Alert rule: GuaranteedUptimeTarget

Overview

This alert is based on our SLI Exporter and how we in Appcat measure uptime of our services. Each second SLI Exporter checks if the service is up and running and produce respective Prometheus metrics. If Service in last 5 minutes was down for 1 minute (20% of failed alerts) AND 45 seconds in 1 minute (75% of failed alerts) AND database is marked as "guaranteed_availability", then this alert is triggered.

Steps for Debugging

There is no obvious reason why it happend, but we can easily check what happened. Evevry "guaranteed_availability" database has at least 2 replicas and PodDistruptionBudget set to 1. So, if one replica is down, the second one should be up and running. If that failed it means that there is some issue with the database or node itself.

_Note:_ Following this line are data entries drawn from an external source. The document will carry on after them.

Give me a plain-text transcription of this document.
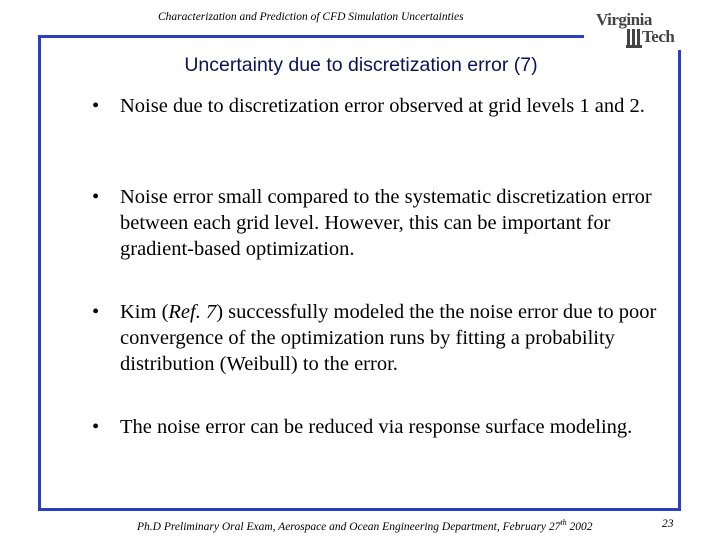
Characterization and Prediction of CFD Simulation Uncertainties	Virginia
Tech
Uncertainty due to discretization error (7)
• Noise due to discretization error observed at grid levels 1 and 2.
• Noise error small compared to the systematic discretization error between each grid level. However, this can be important for gradient-based optimization.
• Kim (Ref. 7) successfully modeled the the noise error due to poor convergence of the optimization runs by fitting a probability distribution (Weibull) to the error.
• The noise error can be reduced via response surface modeling.
Ph.D Preliminary Oral Exam, Aerospace and Ocean Engineering Department, February 27th 2002	23
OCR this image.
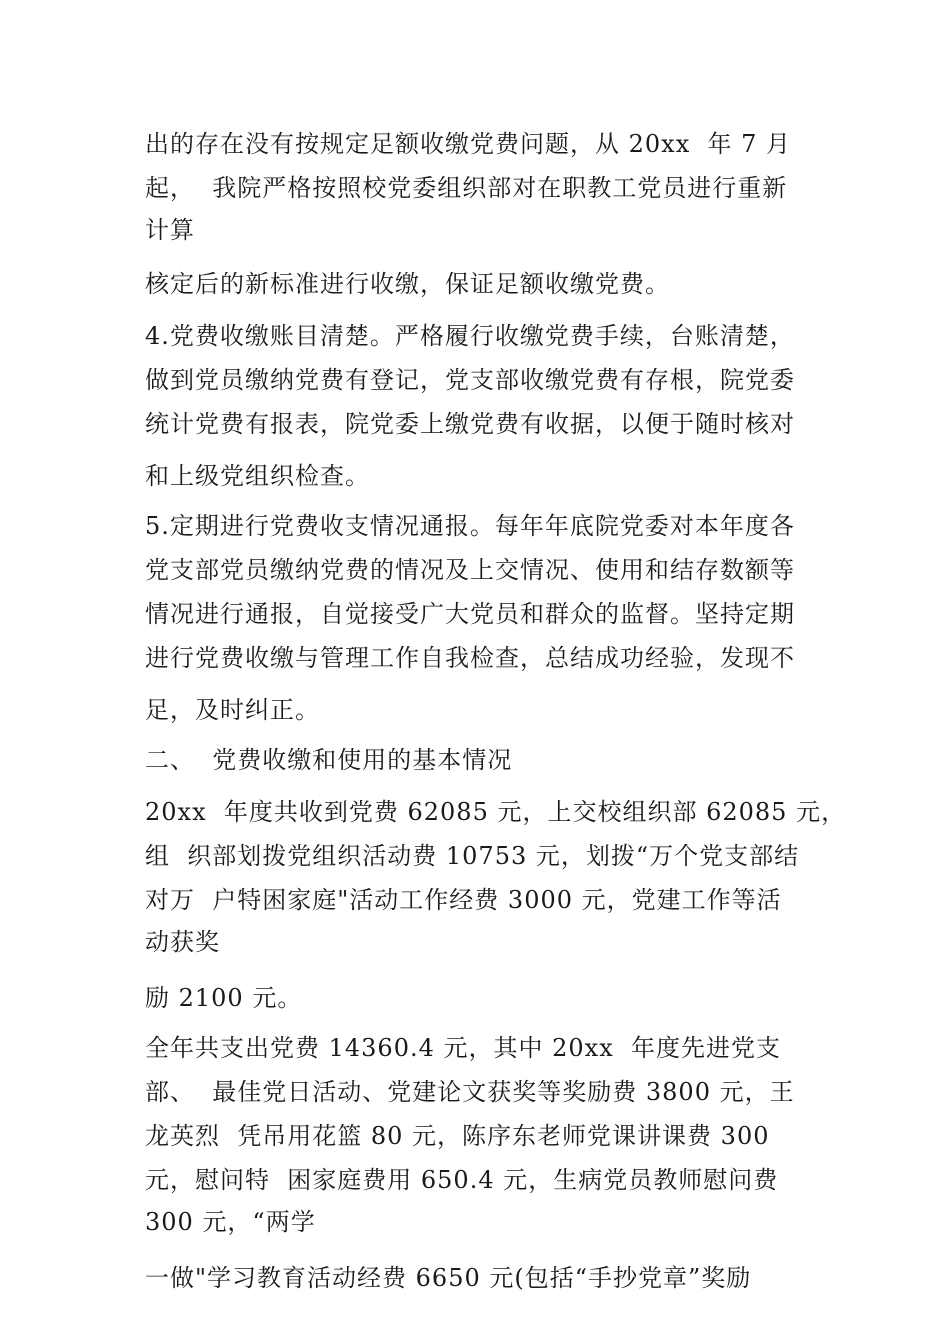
出的存在没有按规定足额收缴党费问题，从 20xx  年 7 月
起，  我院严格按照校党委组织部对在职教工党员进行重新
计算
核定后的新标准进行收缴，保证足额收缴党费。
4.党费收缴账目清楚。严格履行收缴党费手续，台账清楚，
做到党员缴纳党费有登记，党支部收缴党费有存根，院党委
统计党费有报表，院党委上缴党费有收据，以便于随时核对
和上级党组织检查。
5.定期进行党费收支情况通报。每年年底院党委对本年度各
党支部党员缴纳党费的情况及上交情况、使用和结存数额等
情况进行通报，自觉接受广大党员和群众的监督。坚持定期
进行党费收缴与管理工作自我检查，总结成功经验，发现不
足，及时纠正。
二、  党费收缴和使用的基本情况
20xx  年度共收到党费 62085 元，上交校组织部 62085 元，
组  织部划拨党组织活动费 10753 元，划拨“万个党支部结
对万  户特困家庭"活动工作经费 3000 元，党建工作等活
动获奖
励 2100 元。
全年共支出党费 14360.4 元，其中 20xx  年度先进党支
部、  最佳党日活动、党建论文获奖等奖励费 3800 元，王
龙英烈  凭吊用花篮 80 元，陈序东老师党课讲课费 300
元，慰问特  困家庭费用 650.4 元，生病党员教师慰问费
300 元，“两学
一做"学习教育活动经费 6650 元(包括“手抄党章”奖励
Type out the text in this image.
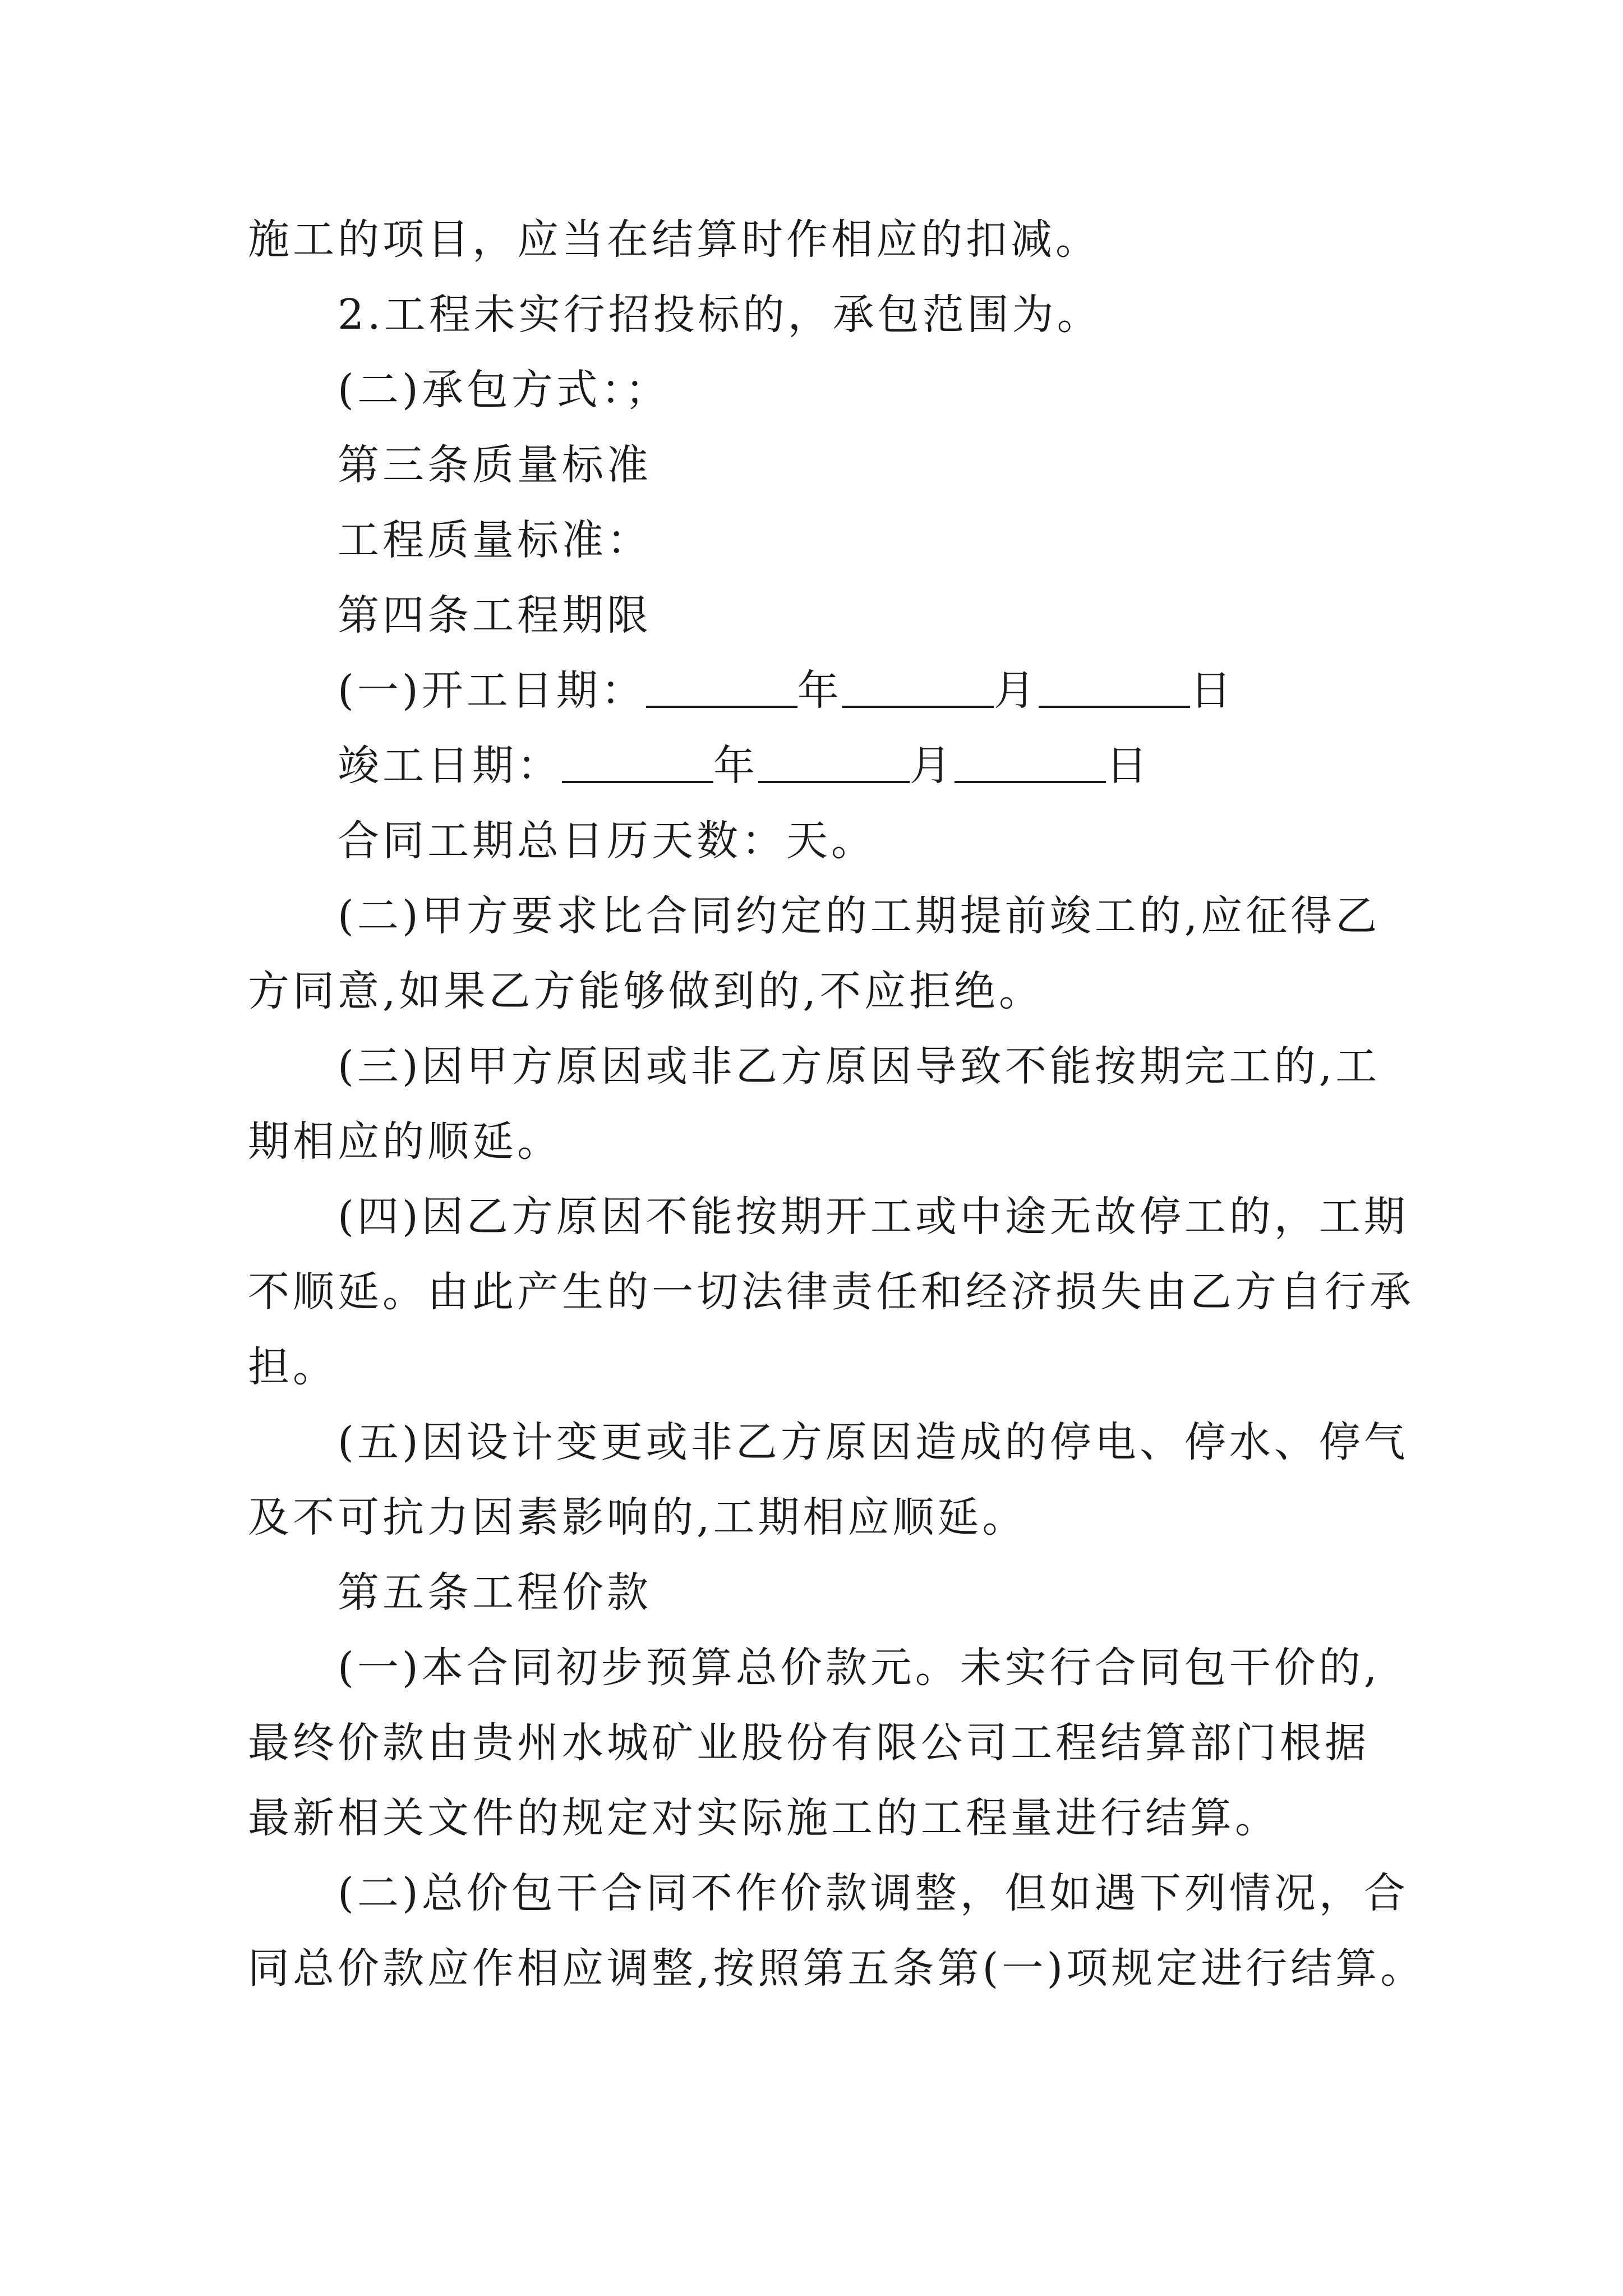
施工的项目，应当在结算时作相应的扣减。
2.工程未实行招投标的，承包范围为。
(二)承包方式：；
第三条质量标准
工程质量标准：
第四条工程期限
(一)开工日期：	年	月	日
竣工日期：	年	月	日
合同工期总日历天数：天。
(二)甲方要求比合同约定的工期提前竣工的,应征得乙
方同意,如果乙方能够做到的,不应拒绝。
(三)因甲方原因或非乙方原因导致不能按期完工的,工
期相应的顺延。
(四)因乙方原因不能按期开工或中途无故停工的，工期
不顺延。由此产生的一切法律责任和经济损失由乙方自行承
担。
(五)因设计变更或非乙方原因造成的停电、停水、停气
及不可抗力因素影响的,工期相应顺延。
第五条工程价款
(一)本合同初步预算总价款元。未实行合同包干价的,
最终价款由贵州水城矿业股份有限公司工程结算部门根据
最新相关文件的规定对实际施工的工程量进行结算。
(二)总价包干合同不作价款调整，但如遇下列情况，合
同总价款应作相应调整,按照第五条第(一)项规定进行结算。
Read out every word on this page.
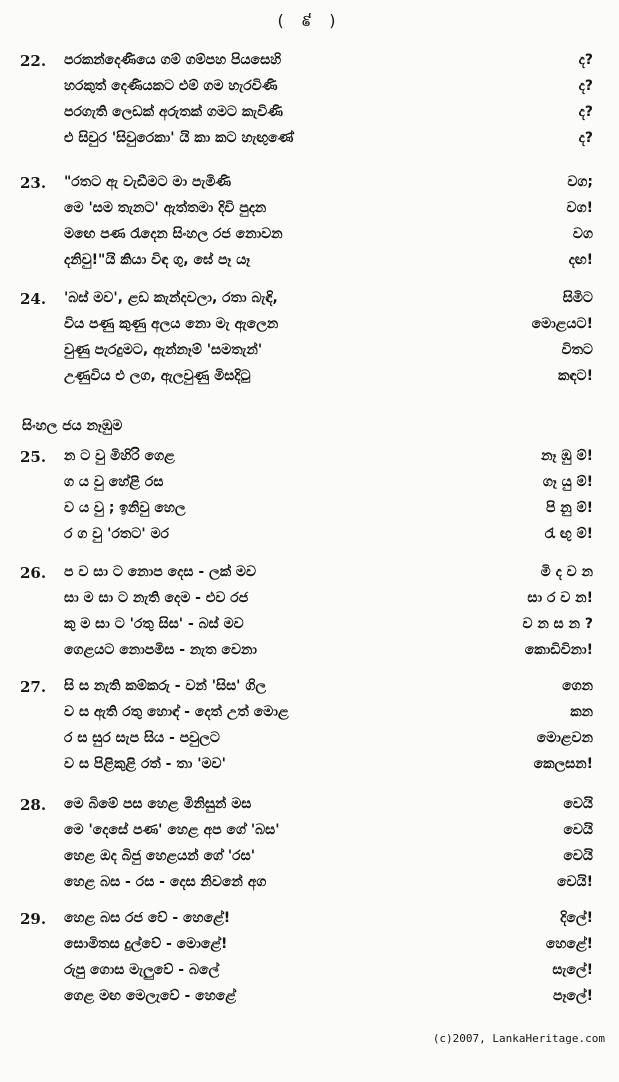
( ៩ )
22. පරකන්දෙණියෙ ගම් ගම්පහ පියසෙහි	ද?
හරකුත් දෙණියකට එම් ගම හැරවිණි	ද?
පරගැති ලෙඩක් අරුතක් ගමට කැවිණි	ද?
එ සිවුර 'සිවුරෙකා' යි කා කට හැඟුණේ	ද?
23. "රතට ඇ වැඩීමට මා පැමිණි	වග;
මෙ 'සම තැනට' ඇත්තමා දිවි පුදන	වග!
මඟෙ පණ රැදෙන සිංහල රජ නොවන	වග
දනිවු!"යි කියා විඳ ගු, ඝේ පෑ යෑ	දඟ!
24. 'බස් මව', ළඩ කැන්දවලා, රතා බැඳි,	සිමිට
විය පණු කුණු අලය නො මැ ඇලෙන	මොළයට!
වුණු පැරදුමට, ඇන්නෑම් 'සමතැන්'	විතට
උණුවිය එ ලග, ඇලවුණු මිසදිටු	කඳට!
සිංහල ජය නෑඹුම
25. න ට වු මිහිරි ගෙළ	නෑ ඹු ම්!
ග ය වු හේළි රස	ගෑ යු ම්!
ව ය වු ; ඉනිවු හෙල	පි නු ම්!
ර ග වු 'රතට' මර	රැ ඟු ම්!
26. ප ව සා ට නොප දෙස - ලක් මව	මි ද ව න
සා ම සා ට නැති දෙම - එව රජ	සා ර ව න!
කු ම සා ට 'රතු සිස' - බස් මව	ව න ස න ?
ගෙළයට නොපමිස - නැත වෙනා	කොඩිවිනා!
27. සි ස නැති කම්කරු - වන් 'සිස' ගිල	ගෙන
ව ස ඇති රතු හොඳ් - දෙත් උත් මොළ	කන
ර ස සුර සැප සිය - පවුලට	මොළවන
ව ස පිළිකුළි රත් - තා 'මව'	කෙලසන!
28. මෙ බිමේ පස හෙළ මිනිසුන් මස	වෙයි
මෙ 'දෙසේ පණ' හෙළ අප ගේ 'බස'	වෙයි
හෙළ ඔද බිජු හෙළයන් ගේ 'රස'	වෙයි
හෙළ බස - රස - දෙස නිවනේ අග	වෙයි!
29. හෙළ බස රජ වේ - හෙළේ!	දිලේ!
සොමිතස දුල්වේ - මොළේ!	හෙළේ!
රුපු ගොස මැලුවේ - බලේ	සැලේ!
ගෙළ මඟ මෙලැවේ - හෙළේ	පෑලේ!
(c)2007, LankaHeritage.com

Finding the failed database

Check database name and namespace from alert. There are 2 relevant namespaces: claim namespace and instance namespace. Instance namespace is generated and always has format "vshn-<service_name(postgresql, redis, (…​etc))>-<instance_name>".

kubectl -n $instanceNamespace get pods
kubectl -n $instanceNamespace describe $failing_pod
kubectl -n $instanceNamespace logs pods/$failing_pod

It might be also worth checking for failing Kubernetes Objects and Composite:

#$instanceNamespace_generated_chars can be obtained in a way: `echo vshn-postgresql-my-super-prod-5jfjn | rev | cut -d'-' -f1 | rev` ===> 5jfjn
kubectl --as cluster-admin get objects | egrep $instanceNamespace_generated_chars
kubectl --as cluster-admin describe objects $objectname
kubectl --as cluster-admin describe xvshn[TAB here for specific service] | egrep $instanceNamespace_generated_chars
Check SLI Prober logs
kubectl -n syn-appcat-slos logs pods/appcat-sliexporter-controller-manager-$RANDOM_CHARS

Possible reasons for failing SLI Prober:

  • timeout:

    • network connection between nodes

    • network policy

    • overloaded resource

    • hanged process

  • connection refused:

    • broken process inside container

    • no port available

  • wrong credentials

    • restart sli prober

    • check if credentials are correct

      • get secret from claim namespace: kubectl -n $claim_namespace get secret $secret_name -o yaml'

      • postgresql example: kubectl -n $instance_namespace port-forward service/responsible_service 5432:5432

      • on local machine: psql -h localhost -U $username -d $database_name

    • if problem persists, then it’s probably a bug or customer manual intervention

Check providers responsible for the service
  • VSHNPostgreSQL

    • kubectl -n syn-stackgres-operator get pod

    • kubectl -n syn-stackgres-operator logs deployments/stackgres-operator

  • VSHNRedis, VSHNKeycloak, VSHNNextcloud, VSHNMariaDB, VSHNMinio

    • kubectl -n syn-crossplane logs deployments/provider-helm-4d90a08b9ede

Example based on an real alert
Details:
OnCall 	                    : 	true
alertname 	                : 	vshn-vshnpostgresql-GuaranteedUptimeTarget

(...)

name 	                    : 	postgresql-analytics-kxxxa
namespace 	                : 	postgresql-analytics-db

(...)
reason 	                    : 	fail-unknown
service 	                : 	VSHNPostgreSQL
service_level               : 	best_effort
severity 	                : 	warning
sla 	                    : 	besteffort

(...)

After You receive such alert on email, you can easily check interesting information, like in this case:

  • instance namespace: vshn-postgresql-postgresql-analytics-kxxxa

  • instanceNamespace_GeneratedChars: kxxxa

  • claim namespace: postgresql-analytics-db